Marie-Claude Lapointe a commencé son rôle de lieutenant-colonel honoraire en novembre. Elle sera présentée aux Fusiliers mardi soir.

Pharmacienne et lieutenant-colonel honoraire

Après avoir été refusée dans l’armée il y a plusieurs décennies en partie à cause de son sexe, la pharmacienne Marie-Claude Lapointe sera la toute première femme de l’histoire des Fusiliers de Sherbrooke à occuper le titre de lieutenant-colonel honoraire. Mardi, Mme Lapointe aura droit à une cérémonie afin de l’accueillir dans l’équipe, même si celle-ci a déjà le titre depuis le mois de novembre.

« Je suis fière, indique celle qui occupe cette fonction en moyenne 10 heures par semaine.
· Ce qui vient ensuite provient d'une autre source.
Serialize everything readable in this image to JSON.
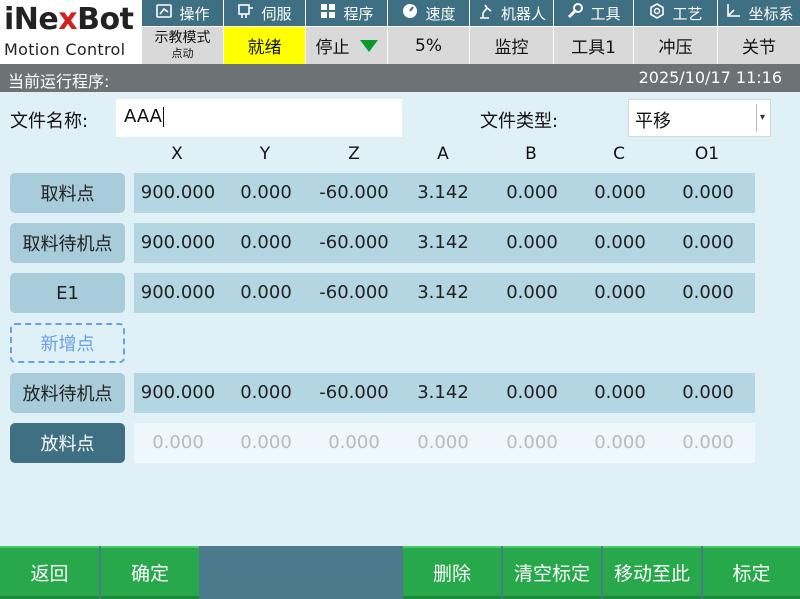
{
  "logo": {
    "brand_prefix": "iNe",
    "brand_x": "x",
    "brand_suffix": "Bot",
    "subtitle": "Motion Control"
  },
  "top_menu": [
    {
      "label": "操作",
      "icon": "robot-arm-icon"
    },
    {
      "label": "伺服",
      "icon": "servo-icon"
    },
    {
      "label": "程序",
      "icon": "grid-icon"
    },
    {
      "label": "速度",
      "icon": "speedometer-icon"
    },
    {
      "label": "机器人",
      "icon": "robot-icon"
    },
    {
      "label": "工具",
      "icon": "wrench-icon"
    },
    {
      "label": "工艺",
      "icon": "process-icon"
    },
    {
      "label": "坐标系",
      "icon": "axes-icon"
    }
  ],
  "status": {
    "mode_main": "示教模式",
    "mode_sub": "点动",
    "ready": "就绪",
    "stop": "停止",
    "speed": "5%",
    "monitor": "监控",
    "tool": "工具1",
    "process": "冲压",
    "coord": "关节"
  },
  "titlebar": {
    "left": "当前运行程序:",
    "datetime": "2025/10/17 11:16"
  },
  "file": {
    "name_label": "文件名称:",
    "name_value": "AAA",
    "type_label": "文件类型:",
    "type_value": "平移"
  },
  "columns": [
    "X",
    "Y",
    "Z",
    "A",
    "B",
    "C",
    "O1"
  ],
  "rows": [
    {
      "name": "取料点",
      "style": "normal",
      "values": [
        "900.000",
        "0.000",
        "-60.000",
        "3.142",
        "0.000",
        "0.000",
        "0.000"
      ]
    },
    {
      "name": "取料待机点",
      "style": "normal",
      "values": [
        "900.000",
        "0.000",
        "-60.000",
        "3.142",
        "0.000",
        "0.000",
        "0.000"
      ]
    },
    {
      "name": "E1",
      "style": "normal",
      "values": [
        "900.000",
        "0.000",
        "-60.000",
        "3.142",
        "0.000",
        "0.000",
        "0.000"
      ]
    },
    {
      "name": "新增点",
      "style": "add",
      "values": []
    },
    {
      "name": "放料待机点",
      "style": "normal",
      "values": [
        "900.000",
        "0.000",
        "-60.000",
        "3.142",
        "0.000",
        "0.000",
        "0.000"
      ]
    },
    {
      "name": "放料点",
      "style": "dark",
      "values": [
        "0.000",
        "0.000",
        "0.000",
        "0.000",
        "0.000",
        "0.000",
        "0.000"
      ]
    }
  ],
  "footer": {
    "back": "返回",
    "confirm": "确定",
    "delete": "删除",
    "clear_calib": "清空标定",
    "move_to": "移动至此",
    "calibrate": "标定"
  },
  "colors": {
    "accent": "#3e6f83",
    "ready": "#ffff00",
    "footer_button": "#27a84b",
    "stop_triangle": "#0a9a2a"
  }
}
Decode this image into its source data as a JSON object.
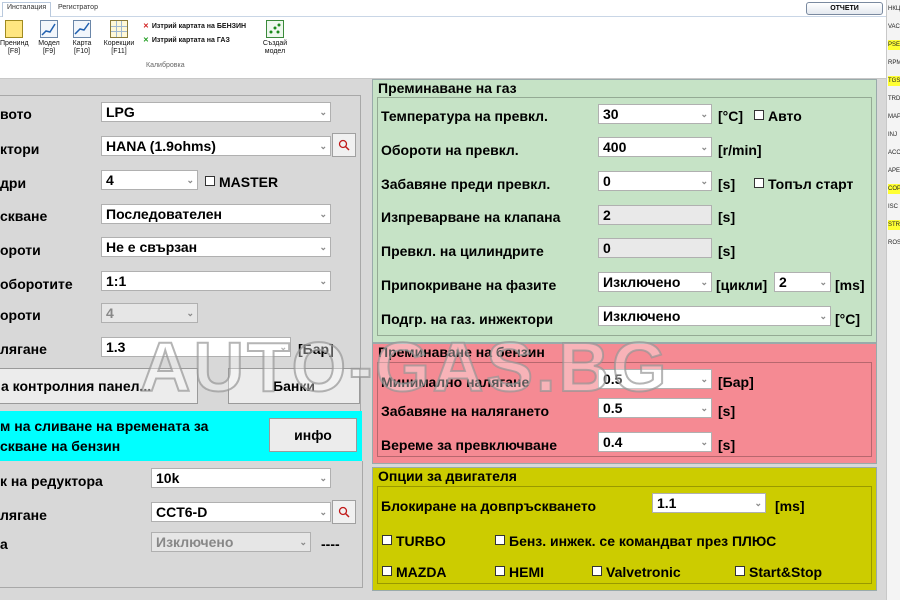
{
  "ribbon": {
    "tabs": [
      "Инсталация",
      "Регистратор"
    ],
    "close_map": "ОТЧЕТИ",
    "buttons": [
      {
        "label": "Пренинд\n[F8]"
      },
      {
        "label": "Модел\n[F9]"
      },
      {
        "label": "Карта\n[F10]"
      },
      {
        "label": "Корекции\n[F11]"
      }
    ],
    "actions": [
      "Изтрий картата на БЕНЗИН",
      "Изтрий картата на ГАЗ"
    ],
    "create_model": "Създай\nмодел",
    "group_label": "Калибровка"
  },
  "side_items": [
    {
      "label": "НКЦ",
      "highlight": false
    },
    {
      "label": "VAC",
      "highlight": false
    },
    {
      "label": "PSE",
      "highlight": true
    },
    {
      "label": "RPM",
      "highlight": false
    },
    {
      "label": "TGS",
      "highlight": true
    },
    {
      "label": "TRD",
      "highlight": false
    },
    {
      "label": "MAP",
      "highlight": false
    },
    {
      "label": "INJ",
      "highlight": false
    },
    {
      "label": "ACC",
      "highlight": false
    },
    {
      "label": "APE",
      "highlight": false
    },
    {
      "label": "COP",
      "highlight": true
    },
    {
      "label": "ISC",
      "highlight": false
    },
    {
      "label": "STR",
      "highlight": true
    },
    {
      "label": "ROSA",
      "highlight": false
    }
  ],
  "left": {
    "rows": [
      {
        "label": "вото",
        "value": "LPG",
        "disabled": false
      },
      {
        "label": "ктори",
        "value": "HANA (1.9ohms)",
        "disabled": false
      },
      {
        "label": "дри",
        "value": "4",
        "disabled": false
      },
      {
        "label": "скване",
        "value": "Последователен",
        "disabled": false
      },
      {
        "label": "ороти",
        "value": "Не е свързан",
        "disabled": false
      },
      {
        "label": "оборотите",
        "value": "1:1",
        "disabled": false
      },
      {
        "label": "ороти",
        "value": "4",
        "disabled": true
      },
      {
        "label": "лягане",
        "value": "1.3",
        "disabled": false
      }
    ],
    "master_label": "MASTER",
    "pressure_unit": "[Бар]",
    "panel_button": "а контролния панел...",
    "banks_button": "Банки",
    "cyan_text_line1": "м на сливане на времената за",
    "cyan_text_line2": "скване на бензин",
    "info_button": "инфо",
    "lower_rows": [
      {
        "label": "к на редуктора",
        "value": "10k",
        "disabled": false
      },
      {
        "label": "лягане",
        "value": "CCT6-D",
        "disabled": false
      },
      {
        "label": "а",
        "value": "Изключено",
        "disabled": true
      }
    ],
    "lower_dashes": "----"
  },
  "gas": {
    "title": "Преминаване на газ",
    "rows": [
      {
        "label": "Температура на превкл.",
        "value": "30",
        "unit": "[°C]"
      },
      {
        "label": "Обороти на превкл.",
        "value": "400",
        "unit": "[r/min]"
      },
      {
        "label": "Забавяне преди превкл.",
        "value": "0",
        "unit": "[s]"
      },
      {
        "label": "Изпреварване на клапана",
        "value": "2",
        "unit": "[s]"
      },
      {
        "label": "Превкл. на цилиндрите",
        "value": "0",
        "unit": "[s]"
      },
      {
        "label": "Припокриване на фазите",
        "value": "Изключено",
        "unit": "[цикли]"
      },
      {
        "label": "Подгр. на газ. инжектори",
        "value": "Изключено",
        "unit": "[°C]"
      }
    ],
    "auto_label": "Авто",
    "warm_start_label": "Топъл старт",
    "cycles_value": "2",
    "ms_unit": "[ms]"
  },
  "petrol": {
    "title": "Преминаване на бензин",
    "rows": [
      {
        "label": "Минимално налягане",
        "value": "0.5",
        "unit": "[Бар]"
      },
      {
        "label": "Забавяне на налягането",
        "value": "0.5",
        "unit": "[s]"
      },
      {
        "label": "Вереме за превключване",
        "value": "0.4",
        "unit": "[s]"
      }
    ]
  },
  "engine": {
    "title": "Опции за двигателя",
    "cutoff_label": "Блокиране на довпръскването",
    "cutoff_value": "1.1",
    "cutoff_unit": "[ms]",
    "options": [
      "TURBO",
      "Бенз. инжек. се командват през ПЛЮС",
      "MAZDA",
      "HEMI",
      "Valvetronic",
      "Start&Stop"
    ]
  },
  "watermark": "AUTO-GAS.BG"
}
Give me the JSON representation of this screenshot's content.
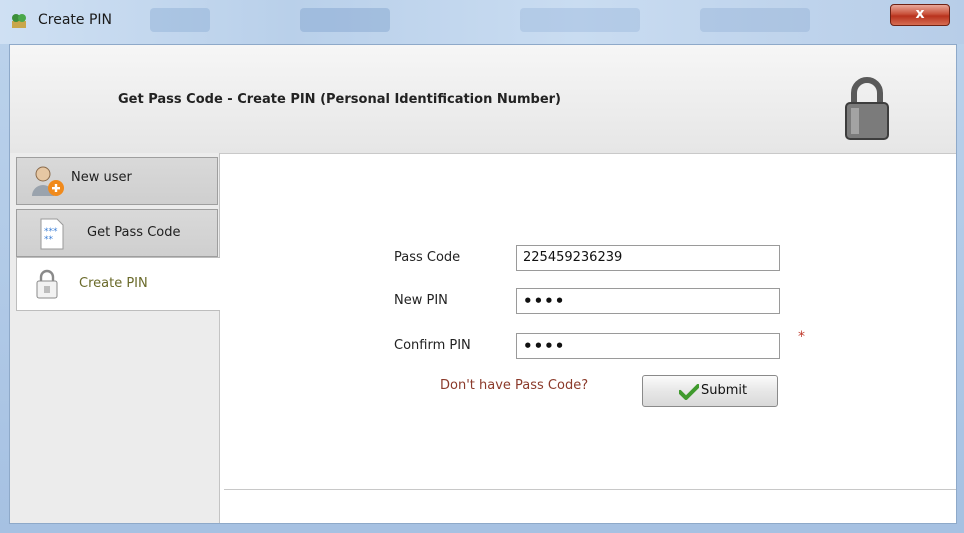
{
  "window": {
    "title": "Create PIN",
    "close_glyph": "x"
  },
  "header": {
    "title": "Get Pass Code - Create PIN (Personal Identification Number)",
    "icon": "padlock-icon"
  },
  "sidebar": {
    "items": [
      {
        "label": "New user",
        "icon": "add-user-icon",
        "active": false
      },
      {
        "label": "Get Pass Code",
        "icon": "passcode-document-icon",
        "active": false
      },
      {
        "label": "Create PIN",
        "icon": "lock-icon",
        "active": true
      }
    ]
  },
  "form": {
    "pass_code": {
      "label": "Pass Code",
      "value": "225459236239"
    },
    "new_pin": {
      "label": "New PIN",
      "value": "••••"
    },
    "confirm_pin": {
      "label": "Confirm PIN",
      "value": "••••",
      "required_mark": "*"
    },
    "help_link": "Don't have Pass Code?",
    "submit_label": "Submit",
    "submit_icon": "checkmark-icon"
  },
  "colors": {
    "active_nav_text": "#6a6a2a",
    "link": "#8b3a2a",
    "required": "#c0392b",
    "check": "#3f9a2d"
  }
}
En même temps, j’ai l’objectif de livrer la marchandise. Naturellement, c’est un domaine que je ne connaissais pas beaucoup. J’apprends à le connaître de plus en plus, c’est super intéressant. »

La femme de 59 ans n’a aucune amertume envers les Fusiliers qui l’ont refusée il y a plusieurs années. « Je voulais payer mes études de cette façon, car je viens d’un milieu assez modeste. Cependant, je ne répondais pas aux critères. J’étais une première de classe. Je suis partie du pensionnat, je suis arrivée à l’école Le Ber et je me suis ennuyée à mort. J’ai commencé à sécher des cours, donc je n’avais pas un dossier académique excellent. Aujourd’hui, je suis pharmacienne et je suis fière de ce que je fais », exprime-t-elle.

« En tant que femme, je vais travailler pour que les femmes s’impliquent plus chez les réservistes, poursuit Mme Lapointe. Les femmes s’entraînent et sont en forme. De plus, les Fusiliers et les autres unités, ce sont de belles écoles pour des jeunes qui ont envie de bouger, de voyager et d’apprendre. En même temps, ils sont payés. »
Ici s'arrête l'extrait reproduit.